Des anarchistes revendiquent l’incendie de la mairie de Grenoble

L'incendie de l'Hôtel de ville est venu s'ajouter à une longue liste de faits similaires, également revendiqués. L'incendie de l'Hôtel de ville est venu s'ajouter à une longue liste de faits similaires, également revendiqués. [JEAN-PIERRE CLATOT / AFP]

Le procureur de la République a affirmé que la revendication de l'incendie de la mairie de Grenoble, postée sur un site libertaire un mois après les faits, le 30 septembre, a été «prise au sérieux».

Confirmant une information du Dauphiné Libéré, Eric Vaillant a expliqué qu'«une revendication a été publiée sur le site libertaire indymedia le 30 octobre.
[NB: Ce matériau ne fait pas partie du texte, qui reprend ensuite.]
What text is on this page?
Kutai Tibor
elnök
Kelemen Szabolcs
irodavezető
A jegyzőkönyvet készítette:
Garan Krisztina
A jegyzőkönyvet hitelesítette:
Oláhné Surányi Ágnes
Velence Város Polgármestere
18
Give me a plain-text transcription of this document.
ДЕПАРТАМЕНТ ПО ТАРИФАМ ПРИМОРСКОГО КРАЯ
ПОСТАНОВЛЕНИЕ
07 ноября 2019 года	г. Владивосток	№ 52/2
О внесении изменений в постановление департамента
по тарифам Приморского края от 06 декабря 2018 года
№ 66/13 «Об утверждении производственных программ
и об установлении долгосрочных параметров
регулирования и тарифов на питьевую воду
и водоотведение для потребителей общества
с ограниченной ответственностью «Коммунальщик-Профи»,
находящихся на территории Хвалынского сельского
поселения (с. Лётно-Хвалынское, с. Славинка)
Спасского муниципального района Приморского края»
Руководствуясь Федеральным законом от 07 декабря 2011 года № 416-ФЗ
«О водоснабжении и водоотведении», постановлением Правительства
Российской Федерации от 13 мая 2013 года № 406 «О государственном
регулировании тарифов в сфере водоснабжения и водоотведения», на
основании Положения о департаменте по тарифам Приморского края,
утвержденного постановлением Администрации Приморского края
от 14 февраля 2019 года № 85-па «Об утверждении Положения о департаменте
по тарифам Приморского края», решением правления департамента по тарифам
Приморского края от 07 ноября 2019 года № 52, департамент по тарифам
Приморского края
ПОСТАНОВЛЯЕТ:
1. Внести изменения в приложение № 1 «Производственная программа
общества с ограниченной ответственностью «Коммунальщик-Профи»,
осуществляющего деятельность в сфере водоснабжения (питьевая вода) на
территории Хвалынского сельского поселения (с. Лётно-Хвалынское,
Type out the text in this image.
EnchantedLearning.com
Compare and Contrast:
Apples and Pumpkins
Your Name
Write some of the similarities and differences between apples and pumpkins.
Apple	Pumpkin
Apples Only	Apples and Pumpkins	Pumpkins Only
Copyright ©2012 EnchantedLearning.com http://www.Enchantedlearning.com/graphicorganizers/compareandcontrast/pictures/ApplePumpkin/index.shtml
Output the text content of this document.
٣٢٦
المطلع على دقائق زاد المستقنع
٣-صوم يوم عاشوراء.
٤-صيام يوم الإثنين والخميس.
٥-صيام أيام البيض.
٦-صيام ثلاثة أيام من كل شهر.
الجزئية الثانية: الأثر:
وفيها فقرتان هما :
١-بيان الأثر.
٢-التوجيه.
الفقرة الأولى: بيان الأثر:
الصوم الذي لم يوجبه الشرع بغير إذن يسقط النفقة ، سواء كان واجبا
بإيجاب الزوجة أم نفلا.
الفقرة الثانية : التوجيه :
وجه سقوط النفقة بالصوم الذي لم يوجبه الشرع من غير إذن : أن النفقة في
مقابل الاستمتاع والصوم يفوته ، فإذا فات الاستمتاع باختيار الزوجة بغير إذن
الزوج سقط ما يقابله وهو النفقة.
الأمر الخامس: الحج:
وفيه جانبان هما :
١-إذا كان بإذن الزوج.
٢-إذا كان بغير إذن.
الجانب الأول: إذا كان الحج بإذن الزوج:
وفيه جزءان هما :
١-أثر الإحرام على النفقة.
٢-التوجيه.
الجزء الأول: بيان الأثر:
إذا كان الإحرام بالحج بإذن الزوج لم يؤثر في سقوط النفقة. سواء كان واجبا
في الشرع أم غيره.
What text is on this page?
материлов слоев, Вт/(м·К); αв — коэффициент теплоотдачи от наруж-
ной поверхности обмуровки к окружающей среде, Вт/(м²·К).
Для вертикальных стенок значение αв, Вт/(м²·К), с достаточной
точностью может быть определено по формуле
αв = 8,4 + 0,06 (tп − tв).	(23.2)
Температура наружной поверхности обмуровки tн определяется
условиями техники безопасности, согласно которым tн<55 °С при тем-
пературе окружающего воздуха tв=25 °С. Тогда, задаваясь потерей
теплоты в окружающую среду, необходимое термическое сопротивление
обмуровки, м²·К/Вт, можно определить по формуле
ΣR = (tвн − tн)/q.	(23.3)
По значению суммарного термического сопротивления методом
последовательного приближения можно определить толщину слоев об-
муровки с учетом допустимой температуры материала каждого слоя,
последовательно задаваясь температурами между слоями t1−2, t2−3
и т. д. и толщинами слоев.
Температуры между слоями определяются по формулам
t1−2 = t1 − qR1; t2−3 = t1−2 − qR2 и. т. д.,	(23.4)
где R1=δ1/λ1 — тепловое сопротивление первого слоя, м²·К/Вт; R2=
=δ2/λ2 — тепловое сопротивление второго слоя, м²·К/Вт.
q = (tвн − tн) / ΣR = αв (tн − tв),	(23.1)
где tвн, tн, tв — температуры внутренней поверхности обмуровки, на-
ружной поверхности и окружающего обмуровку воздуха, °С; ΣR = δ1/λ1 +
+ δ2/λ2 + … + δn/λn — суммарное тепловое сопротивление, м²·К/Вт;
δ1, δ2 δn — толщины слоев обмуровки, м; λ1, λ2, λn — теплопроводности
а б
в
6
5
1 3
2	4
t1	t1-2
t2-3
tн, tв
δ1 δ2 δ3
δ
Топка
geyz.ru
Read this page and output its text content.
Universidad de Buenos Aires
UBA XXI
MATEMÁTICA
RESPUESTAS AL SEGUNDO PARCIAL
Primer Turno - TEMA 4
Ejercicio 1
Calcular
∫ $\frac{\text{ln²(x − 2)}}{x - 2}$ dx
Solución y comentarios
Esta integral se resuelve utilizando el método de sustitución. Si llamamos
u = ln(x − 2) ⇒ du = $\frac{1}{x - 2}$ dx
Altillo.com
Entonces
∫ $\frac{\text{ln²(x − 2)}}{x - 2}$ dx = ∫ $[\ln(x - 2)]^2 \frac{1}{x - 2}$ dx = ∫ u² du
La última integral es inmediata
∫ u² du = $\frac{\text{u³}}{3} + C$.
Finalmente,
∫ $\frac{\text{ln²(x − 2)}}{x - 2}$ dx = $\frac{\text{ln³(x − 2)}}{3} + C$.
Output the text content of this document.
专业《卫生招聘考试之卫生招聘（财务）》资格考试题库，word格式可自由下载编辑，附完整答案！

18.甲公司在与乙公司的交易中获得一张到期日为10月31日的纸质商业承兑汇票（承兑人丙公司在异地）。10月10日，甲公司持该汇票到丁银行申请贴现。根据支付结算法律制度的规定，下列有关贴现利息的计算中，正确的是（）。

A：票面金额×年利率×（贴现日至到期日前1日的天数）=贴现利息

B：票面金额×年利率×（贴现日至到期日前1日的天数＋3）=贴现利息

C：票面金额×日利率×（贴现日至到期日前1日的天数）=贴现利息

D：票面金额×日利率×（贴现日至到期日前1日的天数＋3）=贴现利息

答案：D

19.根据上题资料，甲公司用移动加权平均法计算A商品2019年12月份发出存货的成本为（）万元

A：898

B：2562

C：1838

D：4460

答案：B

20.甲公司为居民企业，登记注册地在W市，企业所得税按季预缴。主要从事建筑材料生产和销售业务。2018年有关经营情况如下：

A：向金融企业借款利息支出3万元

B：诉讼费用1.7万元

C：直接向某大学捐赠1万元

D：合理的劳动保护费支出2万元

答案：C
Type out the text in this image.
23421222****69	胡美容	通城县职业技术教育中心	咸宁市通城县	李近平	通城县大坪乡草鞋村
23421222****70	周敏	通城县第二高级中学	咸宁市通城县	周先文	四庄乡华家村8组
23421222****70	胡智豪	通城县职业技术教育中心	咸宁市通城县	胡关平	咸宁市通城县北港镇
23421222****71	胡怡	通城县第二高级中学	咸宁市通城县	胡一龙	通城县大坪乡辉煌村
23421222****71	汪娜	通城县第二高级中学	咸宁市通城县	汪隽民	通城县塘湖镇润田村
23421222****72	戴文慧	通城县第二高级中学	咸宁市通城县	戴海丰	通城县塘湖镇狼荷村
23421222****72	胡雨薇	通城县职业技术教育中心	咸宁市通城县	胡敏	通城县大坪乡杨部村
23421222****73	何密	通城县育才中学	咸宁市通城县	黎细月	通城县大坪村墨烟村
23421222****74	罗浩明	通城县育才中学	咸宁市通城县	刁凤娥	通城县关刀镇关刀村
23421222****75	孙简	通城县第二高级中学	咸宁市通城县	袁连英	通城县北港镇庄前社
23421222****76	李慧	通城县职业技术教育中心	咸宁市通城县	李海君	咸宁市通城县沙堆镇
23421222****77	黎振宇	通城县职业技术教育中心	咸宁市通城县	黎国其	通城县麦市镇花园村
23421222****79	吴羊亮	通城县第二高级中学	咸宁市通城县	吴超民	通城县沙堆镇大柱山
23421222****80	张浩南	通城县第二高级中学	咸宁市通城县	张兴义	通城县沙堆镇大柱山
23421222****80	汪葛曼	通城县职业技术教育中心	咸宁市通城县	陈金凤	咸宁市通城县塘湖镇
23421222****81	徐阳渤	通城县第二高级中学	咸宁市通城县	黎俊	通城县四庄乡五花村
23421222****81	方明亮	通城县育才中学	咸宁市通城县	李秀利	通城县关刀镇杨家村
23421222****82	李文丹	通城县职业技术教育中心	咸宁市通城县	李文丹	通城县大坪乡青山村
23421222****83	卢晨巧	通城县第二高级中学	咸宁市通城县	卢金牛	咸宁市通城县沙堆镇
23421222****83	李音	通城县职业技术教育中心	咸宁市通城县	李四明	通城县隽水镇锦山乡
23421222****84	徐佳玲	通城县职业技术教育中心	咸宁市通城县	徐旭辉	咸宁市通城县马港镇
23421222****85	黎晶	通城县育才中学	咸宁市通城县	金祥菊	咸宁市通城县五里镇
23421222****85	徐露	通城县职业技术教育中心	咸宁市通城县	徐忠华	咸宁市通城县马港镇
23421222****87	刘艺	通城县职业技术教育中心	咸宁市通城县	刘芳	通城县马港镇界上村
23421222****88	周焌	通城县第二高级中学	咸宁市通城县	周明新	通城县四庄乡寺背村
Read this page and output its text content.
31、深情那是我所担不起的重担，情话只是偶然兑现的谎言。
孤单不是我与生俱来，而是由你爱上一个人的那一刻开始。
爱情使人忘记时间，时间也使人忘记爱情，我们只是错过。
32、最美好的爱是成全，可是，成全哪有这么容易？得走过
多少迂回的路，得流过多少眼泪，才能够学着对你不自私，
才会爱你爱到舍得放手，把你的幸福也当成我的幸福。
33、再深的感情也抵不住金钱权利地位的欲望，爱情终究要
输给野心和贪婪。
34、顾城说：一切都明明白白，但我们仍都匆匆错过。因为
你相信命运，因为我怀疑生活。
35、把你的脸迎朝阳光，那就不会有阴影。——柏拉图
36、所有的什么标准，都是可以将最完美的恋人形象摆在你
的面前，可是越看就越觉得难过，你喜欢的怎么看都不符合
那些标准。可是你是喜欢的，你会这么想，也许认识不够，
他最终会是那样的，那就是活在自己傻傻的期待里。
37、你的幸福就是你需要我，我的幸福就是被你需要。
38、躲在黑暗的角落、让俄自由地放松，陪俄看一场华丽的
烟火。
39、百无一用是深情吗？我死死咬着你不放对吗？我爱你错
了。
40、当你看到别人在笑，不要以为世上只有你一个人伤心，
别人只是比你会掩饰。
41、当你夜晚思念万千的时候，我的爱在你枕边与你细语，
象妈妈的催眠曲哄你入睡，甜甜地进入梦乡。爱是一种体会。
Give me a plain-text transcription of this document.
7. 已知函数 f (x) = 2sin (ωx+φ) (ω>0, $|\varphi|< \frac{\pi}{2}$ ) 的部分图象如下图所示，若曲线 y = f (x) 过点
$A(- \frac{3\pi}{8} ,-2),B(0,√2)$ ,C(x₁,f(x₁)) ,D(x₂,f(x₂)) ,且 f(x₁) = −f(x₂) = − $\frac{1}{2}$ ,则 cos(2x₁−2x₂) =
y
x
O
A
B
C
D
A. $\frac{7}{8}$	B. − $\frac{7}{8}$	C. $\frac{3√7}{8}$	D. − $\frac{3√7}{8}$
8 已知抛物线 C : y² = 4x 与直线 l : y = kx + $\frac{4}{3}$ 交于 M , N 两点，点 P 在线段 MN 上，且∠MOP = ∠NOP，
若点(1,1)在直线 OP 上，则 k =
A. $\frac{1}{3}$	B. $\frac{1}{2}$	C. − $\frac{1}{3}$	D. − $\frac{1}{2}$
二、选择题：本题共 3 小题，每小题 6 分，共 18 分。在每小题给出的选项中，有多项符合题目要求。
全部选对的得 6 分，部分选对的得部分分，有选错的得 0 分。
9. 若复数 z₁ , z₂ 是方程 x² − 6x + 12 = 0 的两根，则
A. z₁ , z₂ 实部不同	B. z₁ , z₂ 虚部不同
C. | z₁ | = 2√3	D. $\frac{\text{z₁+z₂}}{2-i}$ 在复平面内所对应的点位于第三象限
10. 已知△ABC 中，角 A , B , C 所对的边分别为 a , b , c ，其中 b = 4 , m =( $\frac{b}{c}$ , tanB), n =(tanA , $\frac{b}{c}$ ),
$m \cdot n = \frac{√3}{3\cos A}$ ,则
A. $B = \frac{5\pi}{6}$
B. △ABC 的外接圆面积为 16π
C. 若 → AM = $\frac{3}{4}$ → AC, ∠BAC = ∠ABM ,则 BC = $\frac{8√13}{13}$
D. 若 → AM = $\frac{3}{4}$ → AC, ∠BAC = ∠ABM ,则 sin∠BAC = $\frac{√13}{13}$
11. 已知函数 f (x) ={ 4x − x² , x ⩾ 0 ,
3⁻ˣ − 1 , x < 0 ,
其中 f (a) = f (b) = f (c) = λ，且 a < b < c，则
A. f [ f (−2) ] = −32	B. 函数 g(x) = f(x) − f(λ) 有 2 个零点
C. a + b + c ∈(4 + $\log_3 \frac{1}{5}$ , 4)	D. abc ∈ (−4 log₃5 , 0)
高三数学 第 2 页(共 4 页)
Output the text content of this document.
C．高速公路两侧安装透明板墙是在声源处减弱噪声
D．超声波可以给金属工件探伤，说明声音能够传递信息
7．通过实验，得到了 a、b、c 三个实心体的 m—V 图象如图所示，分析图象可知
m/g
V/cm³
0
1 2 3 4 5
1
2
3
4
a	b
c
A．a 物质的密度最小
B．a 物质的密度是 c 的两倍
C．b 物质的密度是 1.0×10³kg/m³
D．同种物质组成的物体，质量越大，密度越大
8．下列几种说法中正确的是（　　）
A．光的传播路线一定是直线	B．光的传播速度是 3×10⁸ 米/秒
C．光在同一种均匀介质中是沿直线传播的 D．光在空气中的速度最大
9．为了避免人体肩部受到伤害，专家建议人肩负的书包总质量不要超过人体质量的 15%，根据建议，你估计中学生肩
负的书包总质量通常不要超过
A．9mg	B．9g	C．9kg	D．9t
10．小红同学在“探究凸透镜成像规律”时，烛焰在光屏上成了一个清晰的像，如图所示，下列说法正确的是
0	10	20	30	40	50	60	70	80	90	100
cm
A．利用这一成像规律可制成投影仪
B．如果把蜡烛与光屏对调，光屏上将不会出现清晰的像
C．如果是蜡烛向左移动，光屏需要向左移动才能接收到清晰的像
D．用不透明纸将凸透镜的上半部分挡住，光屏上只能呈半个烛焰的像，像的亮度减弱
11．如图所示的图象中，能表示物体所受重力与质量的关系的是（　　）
Cette revendication est prise au sérieux par le parquet et les enquêteurs»

L'incendie avait ravagé la salle du conseil municipal mais est resté circonscrit à cette partie du bâtiment de l'Hôtel de ville. L'enquête de la police judiciaire est toujours en cours.

Les enquêteurs avaient rapidement trouvé des «traces de supercarburant». Selon le rapport de la police scientifique, l'épandage a eu lieu «au niveau de l'accès central à la salle du conseil municipal».

Un ton parfois moqueur

Dans le texte de revendication, au ton parfois moqueur, le ou les auteurs racontent l'expédition des «briquets cagoulés, issus de la mouvance anarcho-autonome selon une source sûre» vers la mairie de Grenoble où il est question d'«immolation des institutions».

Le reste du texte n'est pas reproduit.